I know the family was suspect of abuse but she was still born as she is. I see her as the best potential case to solve the schizophrenia madness once and for all.
“we ought to have proof, valid scientific proof, that they really are defective, that this “schizophrenia” thing actually exists”
Marian, I feel misunderstood by you. I’ll try a final time:
January Schofield definitely was BORN as she is. I wrote, “Considering Jani, she is the perfect “case” to solve the question of a schizophrenic gene.” and “I see her as the best potential case to solve the schizophrenia madness once and for all.”
If schizophrenic gene cannot be identified through January Schofield, either the child does not have it (what does she have, then?) or it does not exist. If a SCH-izophrenic gene DOES exist, it will be found in (of all people) January SCH-ofield.
She is the BEST example of so-called schizophrenia.
Gudday from an Australian Epigenetics researcher. I subscribe to a theory that the environment moderates or manipulates our genetic expression. However, I am eager and open to new learning opportunities, so will gladly contribute to collegial discussions. I also represent a large Australian population of children and grandchildren of Vietnam veterans and information such as this will be highly valued by us.

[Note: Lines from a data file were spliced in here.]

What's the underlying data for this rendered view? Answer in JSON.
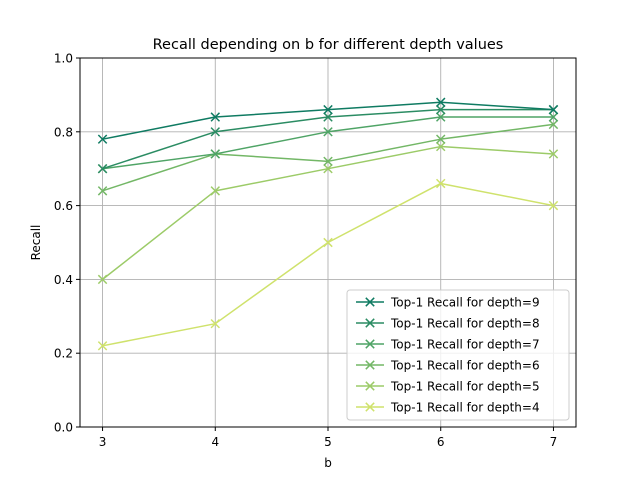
{
  "chart_data": {
    "type": "line",
    "title": "Recall depending on b for different depth values",
    "xlabel": "b",
    "ylabel": "Recall",
    "x": [
      3,
      4,
      5,
      6,
      7
    ],
    "xlim": [
      2.8,
      7.2
    ],
    "ylim": [
      0.0,
      1.0
    ],
    "xticks": [
      "3",
      "4",
      "5",
      "6",
      "7"
    ],
    "yticks": [
      "0.0",
      "0.2",
      "0.4",
      "0.6",
      "0.8",
      "1.0"
    ],
    "grid": true,
    "legend_position": "lower-right",
    "marker": "x",
    "series": [
      {
        "name": "Top-1 Recall for depth=9",
        "color": "#0f7b62",
        "values": [
          0.78,
          0.84,
          0.86,
          0.88,
          0.86
        ]
      },
      {
        "name": "Top-1 Recall for depth=8",
        "color": "#2b8c63",
        "values": [
          0.7,
          0.8,
          0.84,
          0.86,
          0.86
        ]
      },
      {
        "name": "Top-1 Recall for depth=7",
        "color": "#4fa466",
        "values": [
          0.7,
          0.74,
          0.8,
          0.84,
          0.84
        ]
      },
      {
        "name": "Top-1 Recall for depth=6",
        "color": "#73b766",
        "values": [
          0.64,
          0.74,
          0.72,
          0.78,
          0.82
        ]
      },
      {
        "name": "Top-1 Recall for depth=5",
        "color": "#9ccb68",
        "values": [
          0.4,
          0.64,
          0.7,
          0.76,
          0.74
        ]
      },
      {
        "name": "Top-1 Recall for depth=4",
        "color": "#cfe26c",
        "values": [
          0.22,
          0.28,
          0.5,
          0.66,
          0.6
        ]
      }
    ]
  }
}
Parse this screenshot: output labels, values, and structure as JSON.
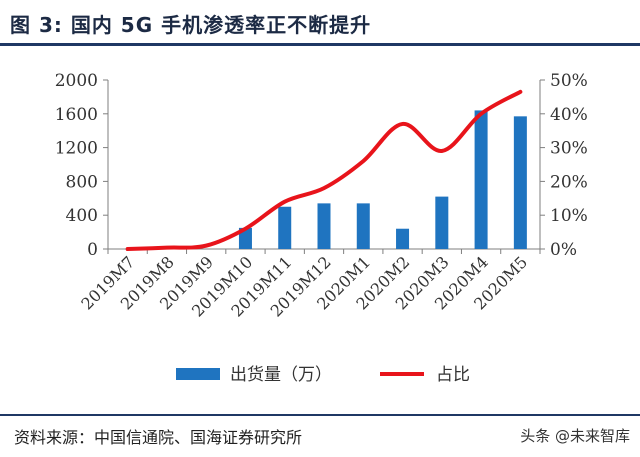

Thank you.
mjk, I think, before we have the right to single out an individual, never mention a child, point fingers at them, label them “defective”, genetically or other, and feed them neuro-toxic substances, we ought to have proof, valid scientific proof, that they really are defective, that this “schizophrenia” thing actually exists the way psychiatry imagines it to exist, and also that the neuro-toxic substances in fact do any good to them. Don’t you?
mjk, you were misunderstood by me. Sorry! I see what you mean.
I’ve enjoyed reading your work in the past. I’d love to read what you have to say about a lot of the epigenetic work that is all the fashion at the moment.
Is their a chance you will address epigentics?
I do not plan to address the epigenetics topic in the near future, mainly because I do not find any type of genetic approach, even if epigenetic, useful in helping us understand the causes of psychiatric disorders. However, I may decide to move away from this position in the future if it seems appropriate to do so.
Welcome Indeed Mr. Joseph!
You have my undivided attention.
We’ve already seen the horrific cost of this specious excuse for science.
Government becomes too large and too intrusive in its promises to remake society into utopia.
When Government becomes too large it consumes too much of a nations equity in its pursuit of utopia, and at some point, needs scapegoats to shift the blame onto.
Enter the genetically inferior.
Even if there Was any thing to it, would any of us want to know, or have any Right to know, who those genetically inferior people were?
Instituting those falsified conclusions killed between 60 to 69 Million people 80 years ago in the pursuit of Government created utopia.
I have said so many times that psychiatry is not a branch of medicine. I know psychiatry to be a branch of government.
Government and Science are married. There will be no divorce, no separation of state and science. The pair are *trying* to make psychiatry a science and / or a “medicine”.